Astrid forced her eyes away from the door. Michaels' blood had seeped further into the carpet, thoroughly soaking it. There would be no cleaning this up, no covering her tracks.

Soon enough, someone would find the body or the blood. Even if she somehow managed to clean it all up, sweeping his death quite literally under the rug, his sudden disappearance would eventually stir rumors—rumors about why he'd moved to Ithaca and why they'd been seen together, tense and unhappy.

Nasty, suspicious rumors that would inevitably land right on her doorstep. Unless of course, Michaels wasn't the only one to go missing.

No one ever suspects the dead girl.

"I thought you said you weren't sure about anything?"
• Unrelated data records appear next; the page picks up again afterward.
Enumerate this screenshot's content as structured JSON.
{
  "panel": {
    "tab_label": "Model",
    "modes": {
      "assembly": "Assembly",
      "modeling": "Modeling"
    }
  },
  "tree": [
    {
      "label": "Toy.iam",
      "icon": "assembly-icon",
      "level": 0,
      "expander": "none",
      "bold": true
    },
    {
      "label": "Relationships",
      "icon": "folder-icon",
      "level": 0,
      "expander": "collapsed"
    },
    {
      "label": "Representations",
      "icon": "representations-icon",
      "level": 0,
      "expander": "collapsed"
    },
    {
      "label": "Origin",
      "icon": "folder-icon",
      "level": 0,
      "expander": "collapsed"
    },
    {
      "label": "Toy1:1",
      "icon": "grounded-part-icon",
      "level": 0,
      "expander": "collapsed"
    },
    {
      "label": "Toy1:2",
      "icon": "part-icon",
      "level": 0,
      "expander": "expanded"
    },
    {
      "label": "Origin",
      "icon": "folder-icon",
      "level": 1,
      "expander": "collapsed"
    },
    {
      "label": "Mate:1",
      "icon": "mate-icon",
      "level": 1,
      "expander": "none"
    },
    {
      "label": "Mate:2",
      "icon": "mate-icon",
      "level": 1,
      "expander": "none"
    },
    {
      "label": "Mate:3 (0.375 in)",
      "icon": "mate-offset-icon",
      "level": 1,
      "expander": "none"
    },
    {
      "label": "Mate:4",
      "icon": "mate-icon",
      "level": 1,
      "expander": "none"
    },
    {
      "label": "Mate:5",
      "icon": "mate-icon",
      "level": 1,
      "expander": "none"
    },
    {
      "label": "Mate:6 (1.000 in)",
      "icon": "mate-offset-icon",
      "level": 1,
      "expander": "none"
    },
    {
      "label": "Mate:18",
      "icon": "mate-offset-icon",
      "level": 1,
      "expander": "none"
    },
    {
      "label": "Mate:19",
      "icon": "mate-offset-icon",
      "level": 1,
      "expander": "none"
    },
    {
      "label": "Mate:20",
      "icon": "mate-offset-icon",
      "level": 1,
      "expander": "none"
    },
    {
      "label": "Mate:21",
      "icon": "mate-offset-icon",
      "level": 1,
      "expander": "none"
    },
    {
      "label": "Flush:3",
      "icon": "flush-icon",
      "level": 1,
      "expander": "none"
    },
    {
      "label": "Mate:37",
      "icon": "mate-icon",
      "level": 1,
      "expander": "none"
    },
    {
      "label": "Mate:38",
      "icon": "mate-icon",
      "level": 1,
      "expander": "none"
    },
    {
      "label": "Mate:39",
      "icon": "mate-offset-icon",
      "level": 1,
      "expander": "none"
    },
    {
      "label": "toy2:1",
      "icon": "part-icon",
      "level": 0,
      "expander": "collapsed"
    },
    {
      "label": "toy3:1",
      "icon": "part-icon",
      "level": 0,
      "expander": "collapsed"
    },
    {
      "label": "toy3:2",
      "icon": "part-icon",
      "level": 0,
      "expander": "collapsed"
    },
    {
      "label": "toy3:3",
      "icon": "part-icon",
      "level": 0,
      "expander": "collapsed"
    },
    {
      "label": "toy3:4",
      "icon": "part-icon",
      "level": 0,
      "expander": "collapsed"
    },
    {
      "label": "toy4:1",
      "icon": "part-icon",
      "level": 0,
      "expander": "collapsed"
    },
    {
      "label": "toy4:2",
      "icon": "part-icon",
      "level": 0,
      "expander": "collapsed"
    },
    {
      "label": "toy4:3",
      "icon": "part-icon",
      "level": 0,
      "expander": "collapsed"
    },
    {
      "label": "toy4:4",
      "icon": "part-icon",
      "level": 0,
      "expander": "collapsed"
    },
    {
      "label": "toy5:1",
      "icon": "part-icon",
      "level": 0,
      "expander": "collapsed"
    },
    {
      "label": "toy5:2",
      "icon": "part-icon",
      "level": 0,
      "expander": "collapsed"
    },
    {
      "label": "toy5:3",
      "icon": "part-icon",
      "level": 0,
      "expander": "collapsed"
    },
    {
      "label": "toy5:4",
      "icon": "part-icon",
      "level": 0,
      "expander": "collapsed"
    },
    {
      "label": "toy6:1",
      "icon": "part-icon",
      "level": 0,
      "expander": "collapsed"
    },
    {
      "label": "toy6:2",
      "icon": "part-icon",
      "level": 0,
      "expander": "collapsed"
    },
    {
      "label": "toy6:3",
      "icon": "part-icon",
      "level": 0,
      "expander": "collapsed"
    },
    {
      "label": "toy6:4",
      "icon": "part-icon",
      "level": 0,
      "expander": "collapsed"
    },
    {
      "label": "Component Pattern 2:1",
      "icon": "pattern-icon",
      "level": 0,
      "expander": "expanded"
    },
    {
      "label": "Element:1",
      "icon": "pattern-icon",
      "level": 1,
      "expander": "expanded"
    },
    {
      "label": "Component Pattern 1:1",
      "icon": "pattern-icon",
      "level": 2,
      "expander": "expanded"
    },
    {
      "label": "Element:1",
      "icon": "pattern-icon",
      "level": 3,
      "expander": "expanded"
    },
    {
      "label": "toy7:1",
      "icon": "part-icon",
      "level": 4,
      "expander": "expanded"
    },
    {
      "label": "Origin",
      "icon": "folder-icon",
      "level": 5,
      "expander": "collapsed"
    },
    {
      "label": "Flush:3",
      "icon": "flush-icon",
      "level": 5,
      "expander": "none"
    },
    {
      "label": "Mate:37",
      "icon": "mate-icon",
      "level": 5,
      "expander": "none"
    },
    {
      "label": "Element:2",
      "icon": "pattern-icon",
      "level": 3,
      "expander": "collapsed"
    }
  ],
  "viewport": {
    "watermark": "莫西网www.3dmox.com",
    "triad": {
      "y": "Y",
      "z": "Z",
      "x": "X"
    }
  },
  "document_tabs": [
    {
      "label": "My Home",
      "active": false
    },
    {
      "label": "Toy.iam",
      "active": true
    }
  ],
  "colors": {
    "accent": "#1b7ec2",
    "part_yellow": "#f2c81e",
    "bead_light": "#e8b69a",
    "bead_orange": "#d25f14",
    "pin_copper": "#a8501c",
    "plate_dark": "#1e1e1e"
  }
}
"I'm not," Calla said, still staring at Astrid, who frowned in her direction. "Except for this. We are who we choose to be, Rach."

"No, Calla. We are who we choose to love."

Ach. Calla's chest ached with a fierce longing.

Cooper.

"Who are you talking to?" Astrid demanded shrilly.

Calla almost laughed. Anything to banish this bone-deep...hurt. "My conscience."

"Screw you." Rachel's words whispered across her skin, cold and comforting.

Astrid was looking at Calla as though she were a few screws loose. "He loves you," she blurted. Doesn't he?"

Ah. Time. Astrid was trying to buy herself time.

And it worked. Calla hesitated, clasping her wrist and hating herself for that weakness.

The bracelet continued to vibrate. Cooper, insistent as always. He would never give up on her.

She fancied she could hear his voice in her head. Don't do this. Please, don't do this. Choose me, Calla. Come back to me.

When Calla said nothing, Astrid pressed forward. "He does love you. He always has." She sounded almost desperate as she lowered the canister of pepper spray back down to her side. "He's good, Calla. If he loves you...that means something. Deep down in there, there's got to be good in you, too."

Calla wanted to laugh. Good and bad and ugly. She didn't have the answers anymore.

"Cooper does seem to think I have a better nature. Somewhere," she agreed.

Astrid's eyes lit with hope, darting over to the front door. "It's okay, Calla. We can just forget—"

Forget. Forget?

Calla's wrist buzzed and buzzed.

Never.

"But he's wrong," she interrupted dully. "I don't have a better nature."

She retrieved a matchbox she'd hidden in plain sight, right there on top of the piano.

Astrid stared at her, confused. "What—" Then she saw the matchbox, and confusion gave way to horror as she choked on the pungent fumes of bleach, splattered over the rug, soaking the furniture, the curtains, the walls. Masking another, underlying scent.

Gas. Hanging in the air, leaking in from the burners Calla had left running in the kitchen upstairs.

Calla smiled without humor as she held out a matchstick. "See you in hell, Astrid."

Without pausing to think about it, she tapped the bracelet's centerpiece three times. A final message.

Cooper. I'm sorry.

Don't forgive me.

Calla lit the match, and all the world turned to fire and smoke.